Dieses Credo ist dem rührigen Splitter Verlag höchst zu eigen, was er nun mit der veredelten Neuauflage der Near Future-Serie Gipsy wieder einmal unter Beweis stellt.
So haben wir zehn Jahre nach der letzten deutschsprachigen Ausgabe erneut das wunderbare Glück mit dem Truck des Zigeuners Tsagoi auf der C3C brisante Transportaufträge zu erfüllen. Ozonlochbedingt ist nach einer Eiszeit im Norden und einer UV-Strahlen-Katastrophe im Süden der guten alten Erde die Circumpolar 3 Continental als Kontinente verbindende Autobahn die einzige wirkliche Alternative zum stark eingeschränkten Luftfrachtverkehr.
Als Einzelspieler im stark umkämpften Transportgeschäft darf Tsagoi nicht zimperlich sein gerade auch in Konkurrenz zum nahezu allmächtigen Selmer-Konzern.

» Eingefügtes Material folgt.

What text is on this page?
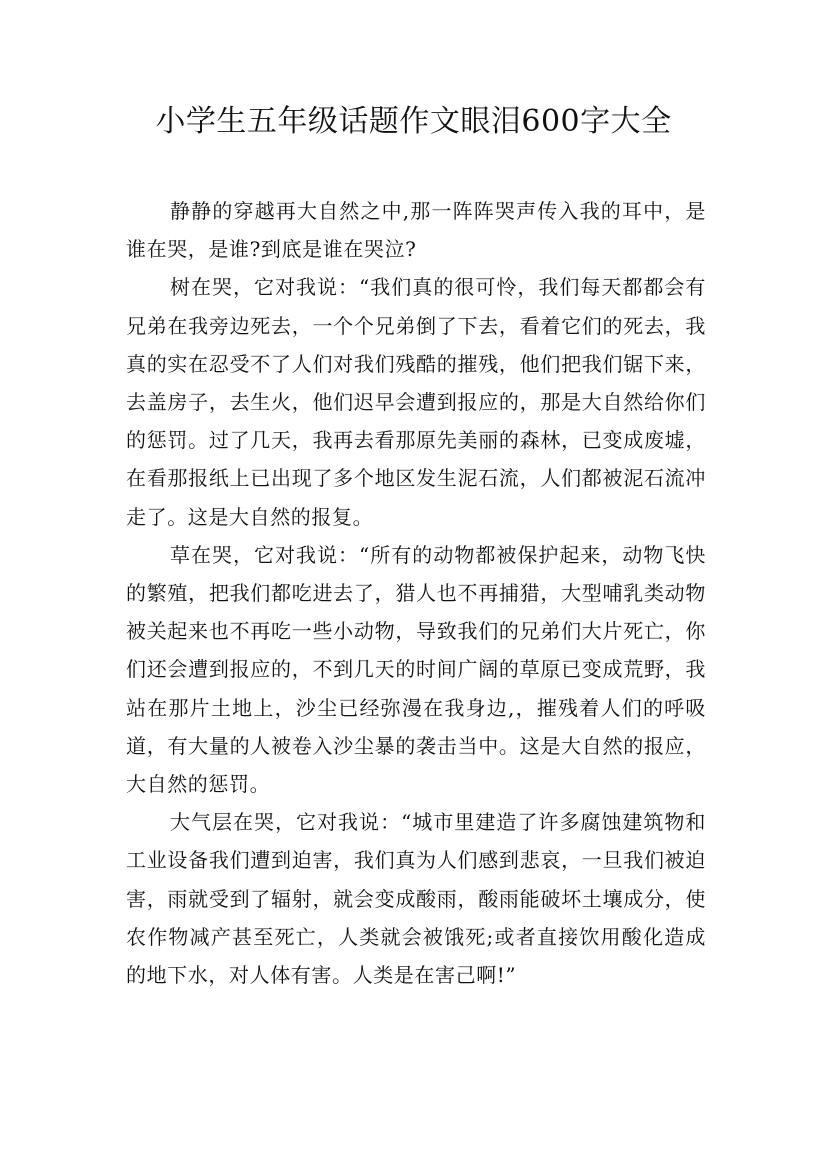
小学生五年级话题作文眼泪600字大全

静静的穿越再大自然之中,那一阵阵哭声传入我的耳中，是谁在哭，是谁?到底是谁在哭泣?

树在哭，它对我说：“我们真的很可怜，我们每天都都会有兄弟在我旁边死去，一个个兄弟倒了下去，看着它们的死去，我真的实在忍受不了人们对我们残酷的摧残，他们把我们锯下来，去盖房子，去生火，他们迟早会遭到报应的，那是大自然给你们的惩罚。过了几天，我再去看那原先美丽的森林，已变成废墟，在看那报纸上已出现了多个地区发生泥石流，人们都被泥石流冲走了。这是大自然的报复。

草在哭，它对我说：“所有的动物都被保护起来，动物飞快的繁殖，把我们都吃进去了，猎人也不再捕猎，大型哺乳类动物被关起来也不再吃一些小动物，导致我们的兄弟们大片死亡，你们还会遭到报应的，不到几天的时间广阔的草原已变成荒野，我站在那片土地上，沙尘已经弥漫在我身边,，摧残着人们的呼吸道，有大量的人被卷入沙尘暴的袭击当中。这是大自然的报应，大自然的惩罚。

大气层在哭，它对我说：“城市里建造了许多腐蚀建筑物和工业设备我们遭到迫害，我们真为人们感到悲哀，一旦我们被迫害，雨就受到了辐射，就会变成酸雨，酸雨能破坏土壤成分，使农作物减产甚至死亡，人类就会被饿死;或者直接饮用酸化造成的地下水，对人体有害。人类是在害己啊!”
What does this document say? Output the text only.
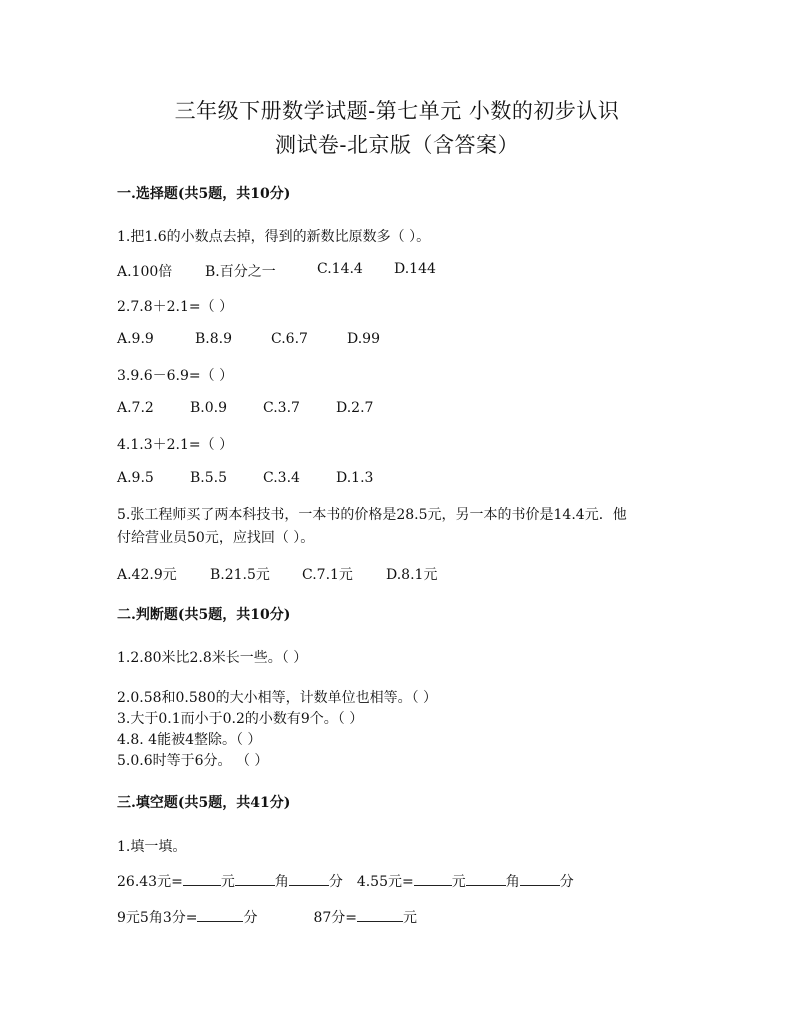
三年级下册数学试题-第七单元 小数的初步认识
测试卷-北京版（含答案）
一.选择题(共5题，共10分)
1.把1.6的小数点去掉，得到的新数比原数多（ ）。
A.100倍 B.百分之一	C.14.4 D.144
2.7.8＋2.1=（ ）
A.9.9	B.8.9	C.6.7	D.99
3.9.6－6.9=（ ）
A.7.2	B.0.9	C.3.7	D.2.7
4.1.3＋2.1=（ ）
A.9.5	B.5.5	C.3.4	D.1.3
5.张工程师买了两本科技书，一本书的价格是28.5元，另一本的书价是14.4元．他
付给营业员50元，应找回（ ）。
A.42.9元 B.21.5元 C.7.1元 D.8.1元
二.判断题(共5题，共10分)
1.2.80米比2.8米长一些。（ ）
2.0.58和0.580的大小相等，计数单位也相等。（ ）
3.大于0.1而小于0.2的小数有9个。（ ）
4.8. 4能被4整除。（ ）
5.0.6时等于6分。 （ ）
三.填空题(共5题，共41分)
1.填一填。
26.43元=	元	角	分 4.55元=	元	角	分
9元5角3分=	分	87分=	元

Seine plötzlich wieder auftauchende und politisch äußerst korrekte kleine Schwester Bibi und eine mysteriös vermummte Kollegin namens Hexe sorgen für zusätzliche Abwechslung im sowieso schon abenteuerlichen Leben des Gipsy.
Gerade dies aber lässt diesen fast schon modernen Klassiker immer wieder auferstehen: Abenteuer pur mit einer Prise Sense of Wonder.